A Milano sono quattro, quelli che ballano. E per il motivo opposto. Lì la minaccia arriva dal centro. E del resto, le proiezioni arrivate al Nazareno, quelle che abbozzano dei confronti col voto del 2018, sono da brividi. La volta scorsa, gli unici quattro collegi che in Lombardia il centrosinistra riuscì a strappare – tre alla Camera e uno al Senato – gravitavano tutti intorno al centro di Milano: la vittoria arrivò con un margine risicato (dai 2 ai 6 punti), ma col contributo fondamentale di +Europa, che sotto la Madonnina andò oltre il 10 per cento. Ora, con quell’area calamitata in gran parte dal Terzo polo, i dem locali temono di perderli tutti e quattro. Lì, insomma, Letta – che pure a Milano è candidato, e che però s’è fatto vedere una volta sola, da quelle parti, in campagna elettorale – dovrebbe coprirsi più al centro. “Dovrebbe fare il Letta: cioè puntare su competenza e serietà”, dice Benedetto Della Vedova, che proprio in uno di quei collegi che parevano blindati, e che ora paiono contesi, se la dovrà vedere con Giulio Tremonti. Europeisti e no, insomma: e tanto si pensava potesse bastare a vincere, nel salotto buono meneghino. Solo che il corso degli accidenti, l’infausta strategia delle alleanze di Letta, fanno sì che tra i due contendenti possa intromettersi, a scombussolare i piani del Pd, Carlo Calenda: a fare da arbitro involontario. Al leader di Azione è bastato vedere il video di Letta che fa appello al voto utile, del resto, per esultare: “E’ il video di chi sa che ha perso. E se la gente percepisce che hai perso, allora diventa liberi tutti: altro che voto utile, si legittima il voto d’opinione”.
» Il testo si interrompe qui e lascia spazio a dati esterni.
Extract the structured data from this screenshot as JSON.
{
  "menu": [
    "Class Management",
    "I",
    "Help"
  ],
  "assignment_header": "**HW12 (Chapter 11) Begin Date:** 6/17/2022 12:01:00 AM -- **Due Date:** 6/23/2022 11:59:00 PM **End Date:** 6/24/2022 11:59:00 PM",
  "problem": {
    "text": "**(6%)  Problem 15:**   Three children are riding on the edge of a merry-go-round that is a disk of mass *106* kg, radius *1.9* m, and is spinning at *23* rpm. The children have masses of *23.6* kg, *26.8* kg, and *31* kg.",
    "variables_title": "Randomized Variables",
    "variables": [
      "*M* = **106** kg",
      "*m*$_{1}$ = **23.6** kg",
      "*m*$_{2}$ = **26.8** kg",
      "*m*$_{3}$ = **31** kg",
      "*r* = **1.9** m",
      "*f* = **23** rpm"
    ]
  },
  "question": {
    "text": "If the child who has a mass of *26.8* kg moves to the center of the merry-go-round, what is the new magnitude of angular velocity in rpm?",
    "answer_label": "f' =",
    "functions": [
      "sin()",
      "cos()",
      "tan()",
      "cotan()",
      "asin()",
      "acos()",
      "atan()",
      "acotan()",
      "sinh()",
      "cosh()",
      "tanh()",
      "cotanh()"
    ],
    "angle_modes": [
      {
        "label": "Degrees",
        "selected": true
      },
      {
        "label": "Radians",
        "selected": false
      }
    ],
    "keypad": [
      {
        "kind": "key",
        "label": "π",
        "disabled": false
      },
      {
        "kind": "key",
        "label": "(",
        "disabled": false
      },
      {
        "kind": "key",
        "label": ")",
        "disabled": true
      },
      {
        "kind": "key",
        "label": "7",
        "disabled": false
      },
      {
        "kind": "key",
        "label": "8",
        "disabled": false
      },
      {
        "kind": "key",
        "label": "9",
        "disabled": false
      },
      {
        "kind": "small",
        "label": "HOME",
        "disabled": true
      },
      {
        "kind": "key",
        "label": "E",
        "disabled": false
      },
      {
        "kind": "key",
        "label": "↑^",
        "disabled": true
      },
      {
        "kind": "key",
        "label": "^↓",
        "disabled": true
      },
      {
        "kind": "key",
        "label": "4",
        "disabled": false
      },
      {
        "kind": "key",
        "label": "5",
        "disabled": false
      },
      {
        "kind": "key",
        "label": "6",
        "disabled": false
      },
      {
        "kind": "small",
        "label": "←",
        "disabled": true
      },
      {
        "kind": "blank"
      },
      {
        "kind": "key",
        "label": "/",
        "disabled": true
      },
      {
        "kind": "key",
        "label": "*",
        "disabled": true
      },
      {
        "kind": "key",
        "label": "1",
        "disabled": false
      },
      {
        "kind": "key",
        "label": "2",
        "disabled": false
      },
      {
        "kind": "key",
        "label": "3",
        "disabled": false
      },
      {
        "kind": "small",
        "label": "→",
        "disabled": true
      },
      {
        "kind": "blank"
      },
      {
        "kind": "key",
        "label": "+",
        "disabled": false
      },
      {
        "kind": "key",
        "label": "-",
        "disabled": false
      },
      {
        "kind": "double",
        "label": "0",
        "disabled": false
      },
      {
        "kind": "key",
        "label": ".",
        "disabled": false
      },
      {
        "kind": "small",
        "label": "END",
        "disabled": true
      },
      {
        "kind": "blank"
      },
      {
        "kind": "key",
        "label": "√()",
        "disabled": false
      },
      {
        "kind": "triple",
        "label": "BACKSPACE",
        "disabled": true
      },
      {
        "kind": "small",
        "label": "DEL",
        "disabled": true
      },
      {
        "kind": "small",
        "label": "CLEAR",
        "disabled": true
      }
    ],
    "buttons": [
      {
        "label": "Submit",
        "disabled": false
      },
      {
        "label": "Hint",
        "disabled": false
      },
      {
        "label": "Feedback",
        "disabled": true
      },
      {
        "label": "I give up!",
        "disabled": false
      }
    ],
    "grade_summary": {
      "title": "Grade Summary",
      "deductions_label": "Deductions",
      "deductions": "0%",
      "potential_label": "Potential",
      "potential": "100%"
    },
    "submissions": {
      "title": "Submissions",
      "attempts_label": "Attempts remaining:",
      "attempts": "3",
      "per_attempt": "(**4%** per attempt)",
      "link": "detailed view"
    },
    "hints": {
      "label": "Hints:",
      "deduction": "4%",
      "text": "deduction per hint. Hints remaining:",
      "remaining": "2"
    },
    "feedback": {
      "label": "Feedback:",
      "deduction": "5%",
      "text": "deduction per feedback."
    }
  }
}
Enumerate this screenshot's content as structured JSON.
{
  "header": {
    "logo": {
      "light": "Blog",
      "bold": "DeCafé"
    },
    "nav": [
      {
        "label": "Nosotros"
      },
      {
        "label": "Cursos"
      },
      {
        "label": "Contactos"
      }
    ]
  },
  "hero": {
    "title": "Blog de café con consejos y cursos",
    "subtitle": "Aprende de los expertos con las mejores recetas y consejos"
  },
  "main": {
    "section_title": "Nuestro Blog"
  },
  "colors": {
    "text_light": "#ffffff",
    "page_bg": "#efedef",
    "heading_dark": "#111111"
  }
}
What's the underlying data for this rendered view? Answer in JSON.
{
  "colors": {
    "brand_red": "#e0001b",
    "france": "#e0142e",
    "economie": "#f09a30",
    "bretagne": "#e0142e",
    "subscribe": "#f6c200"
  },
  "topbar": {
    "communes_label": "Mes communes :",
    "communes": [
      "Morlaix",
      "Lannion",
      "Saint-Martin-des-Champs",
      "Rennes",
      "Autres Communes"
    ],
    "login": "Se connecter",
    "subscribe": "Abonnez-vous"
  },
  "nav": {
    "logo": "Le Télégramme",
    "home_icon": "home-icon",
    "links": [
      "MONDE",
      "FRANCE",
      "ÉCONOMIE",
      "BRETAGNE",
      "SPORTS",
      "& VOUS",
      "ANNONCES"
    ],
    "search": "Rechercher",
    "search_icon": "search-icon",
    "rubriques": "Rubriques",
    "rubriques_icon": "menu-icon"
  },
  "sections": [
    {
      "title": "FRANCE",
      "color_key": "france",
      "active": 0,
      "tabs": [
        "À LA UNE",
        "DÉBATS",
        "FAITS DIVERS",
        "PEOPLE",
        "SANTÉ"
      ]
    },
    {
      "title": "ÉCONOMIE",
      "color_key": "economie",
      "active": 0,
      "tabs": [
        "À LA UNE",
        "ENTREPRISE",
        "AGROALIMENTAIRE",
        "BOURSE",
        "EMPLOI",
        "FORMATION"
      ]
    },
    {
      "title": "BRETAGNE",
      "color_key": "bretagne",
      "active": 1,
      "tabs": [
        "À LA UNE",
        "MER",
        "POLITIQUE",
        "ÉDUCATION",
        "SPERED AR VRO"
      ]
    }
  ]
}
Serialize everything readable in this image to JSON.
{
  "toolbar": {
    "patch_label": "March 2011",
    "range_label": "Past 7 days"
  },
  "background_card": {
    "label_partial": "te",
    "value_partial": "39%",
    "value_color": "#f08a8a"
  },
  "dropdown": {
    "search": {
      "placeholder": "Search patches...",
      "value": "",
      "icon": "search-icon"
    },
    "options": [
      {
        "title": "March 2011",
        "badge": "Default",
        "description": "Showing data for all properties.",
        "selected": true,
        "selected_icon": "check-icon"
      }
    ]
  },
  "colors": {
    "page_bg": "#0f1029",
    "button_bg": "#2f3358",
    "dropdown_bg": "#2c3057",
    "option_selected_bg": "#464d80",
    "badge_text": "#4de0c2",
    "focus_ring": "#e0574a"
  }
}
E poi c’è l’altro voto, che a volte un po’ spaventa i dem: quello che nel Pd, per delegittimarlo, chiamano clientelare. E che però, se pure di questa natura fosse, varrebbe comunque a creare danni. E’ il caso della Basilicata, dove Letta sperava di bonificare il feudo che fu a cinque stelle nel 2018. E però, la recrudescenza del grillismo al meridione, combinata con l’attivismo dei Pittella – eccola, la supposta clientela – passati entrambi al Terzo polo, mette anche un uomo di governo uscente, come Enzo Amendola, in una posizione scomoda assai. Pure lui nel mezzo. Come Letta, appunto.